What engine, and why would it be any easier than what he's most familiar with?[
It was said when "the twist2" came out the first time.
The first two Dragon Age games were on an engine that was an iterative improvement of Bioware's proprietary Aurora engine. They had to switch to Frostbite for Inquisition, and it caused lots of problems for development, because their teams working with it had zero experience with Frostbite. Teams. Not one person developing a game, but teams of people working with the same engine.
I'm pretty sure KST is one person. Not a full time team.
It's really a small production.
And The Twist is poorly designed. We have no idea of what's behind the scene and it looks bad from here.
The new game came with better tech, from the start, and all the experiences gathered from the making of the first one. Look at the games and compare. One started with the advanced features of the old one.

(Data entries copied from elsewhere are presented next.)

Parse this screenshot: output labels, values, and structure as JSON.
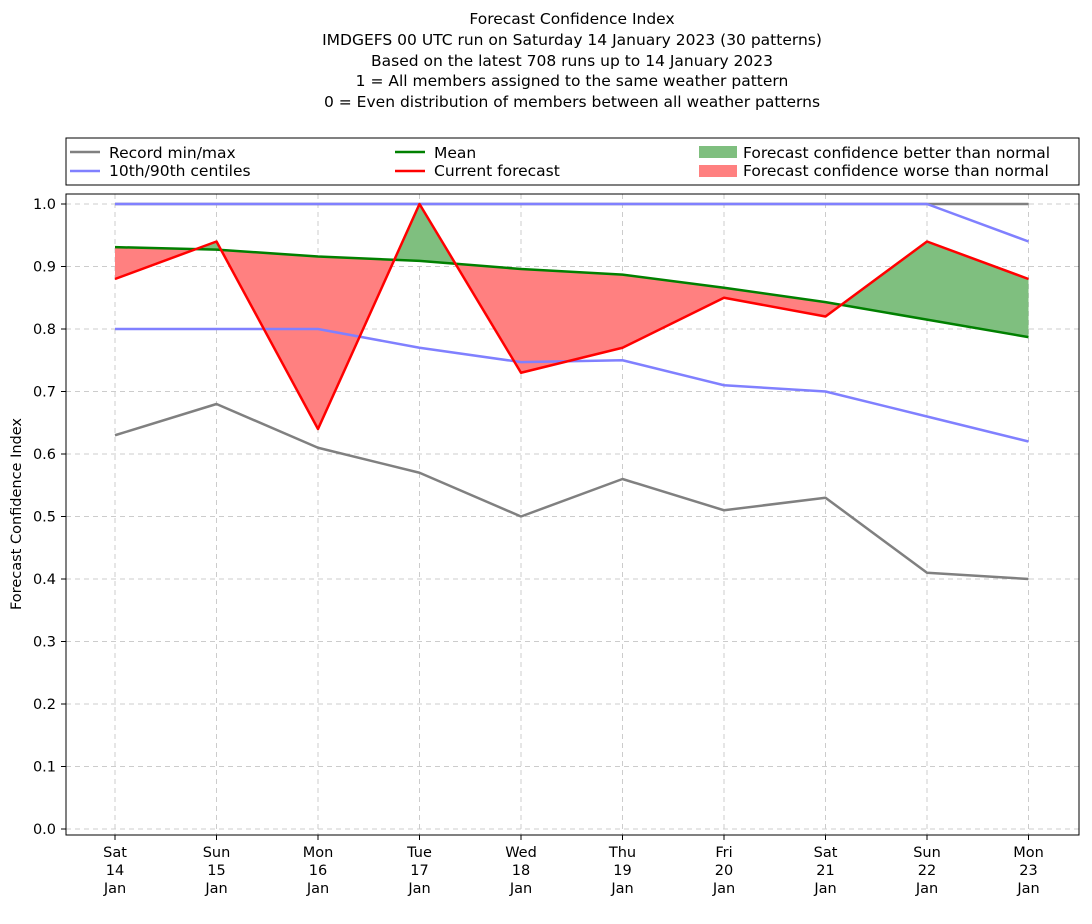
{
  "chart_data": {
    "type": "line",
    "title_lines": [
      "Forecast Confidence Index",
      "IMDGEFS 00 UTC run on Saturday 14 January 2023 (30 patterns)",
      "Based on the latest 708 runs up to 14 January 2023",
      "1 = All members assigned to the same weather pattern",
      "0 = Even distribution of members between all weather patterns"
    ],
    "ylabel": "Forecast Confidence Index",
    "ylim": [
      0,
      1.0
    ],
    "yticks": [
      "0.0",
      "0.1",
      "0.2",
      "0.3",
      "0.4",
      "0.5",
      "0.6",
      "0.7",
      "0.8",
      "0.9",
      "1.0"
    ],
    "grid": true,
    "legend_position": "top",
    "categories": [
      [
        "Sat",
        "14",
        "Jan"
      ],
      [
        "Sun",
        "15",
        "Jan"
      ],
      [
        "Mon",
        "16",
        "Jan"
      ],
      [
        "Tue",
        "17",
        "Jan"
      ],
      [
        "Wed",
        "18",
        "Jan"
      ],
      [
        "Thu",
        "19",
        "Jan"
      ],
      [
        "Fri",
        "20",
        "Jan"
      ],
      [
        "Sat",
        "21",
        "Jan"
      ],
      [
        "Sun",
        "22",
        "Jan"
      ],
      [
        "Mon",
        "23",
        "Jan"
      ]
    ],
    "legend": {
      "record": "Record min/max",
      "centiles": "10th/90th centiles",
      "mean": "Mean",
      "current": "Current forecast",
      "better": "Forecast confidence better than normal",
      "worse": "Forecast confidence worse than normal"
    },
    "series": {
      "record_min": [
        0.63,
        0.68,
        0.61,
        0.57,
        0.5,
        0.56,
        0.51,
        0.53,
        0.41,
        0.4
      ],
      "record_max": [
        1.0,
        1.0,
        1.0,
        1.0,
        1.0,
        1.0,
        1.0,
        1.0,
        1.0,
        1.0
      ],
      "centile_10": [
        0.8,
        0.8,
        0.8,
        0.77,
        0.747,
        0.75,
        0.71,
        0.7,
        0.66,
        0.62
      ],
      "centile_90": [
        1.0,
        1.0,
        1.0,
        1.0,
        1.0,
        1.0,
        1.0,
        1.0,
        1.0,
        0.94
      ],
      "mean": [
        0.931,
        0.927,
        0.916,
        0.909,
        0.896,
        0.887,
        0.866,
        0.843,
        0.815,
        0.787
      ],
      "current": [
        0.88,
        0.94,
        0.64,
        1.0,
        0.73,
        0.77,
        0.85,
        0.82,
        0.94,
        0.88
      ]
    },
    "colors": {
      "record": "#808080",
      "centiles": "#8080ff",
      "mean": "#008000",
      "current": "#ff0000",
      "better": "#7fbf7f",
      "worse": "#ff8080",
      "grid": "#cccccc"
    }
  }
}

In fact, even with the same technology, a fresh start would do marvels.
And I often joke about KST informations on updates. He was at 70% and now, after days and days, it's at 90%.
Just remake the game with the new technology, the dialogues are already there. Just do the animations, scripting etc...
Less people being able to play it, longer to make content and no, no easier to add content than it currently is for him.
Why less people being able to play it?
I think the level of optimization could go up, not down.
And we disagree on the level of ease to add content. I strongly believe it's easier to add content on the new game. Even if the new game engine is less familiar than the old one. I have reasons to think that there was an upgrade.

Hey, if it's as easy as you seem to think it is, go and show KST how it's done. I'm sure you'll have a top notch, graphically beautiful game that's perfectly optimised, with five times the content in half the time it's taken him to get this far.
I don't know what you are talking about, friend. But nah, it's not my place.
I think that The Twist stayed alive way too long for financial reasons. Not because of technology or anything.
It had good ideas, started badly and it was kept going to make money.
This could be an example of a game failing to evolve because it received too much money.
Management is all about risk taking. You control that. if you take no risks, you are not managing.
The right thing to do, is fix the bad start and lack of planning and move to a new platform/game engine.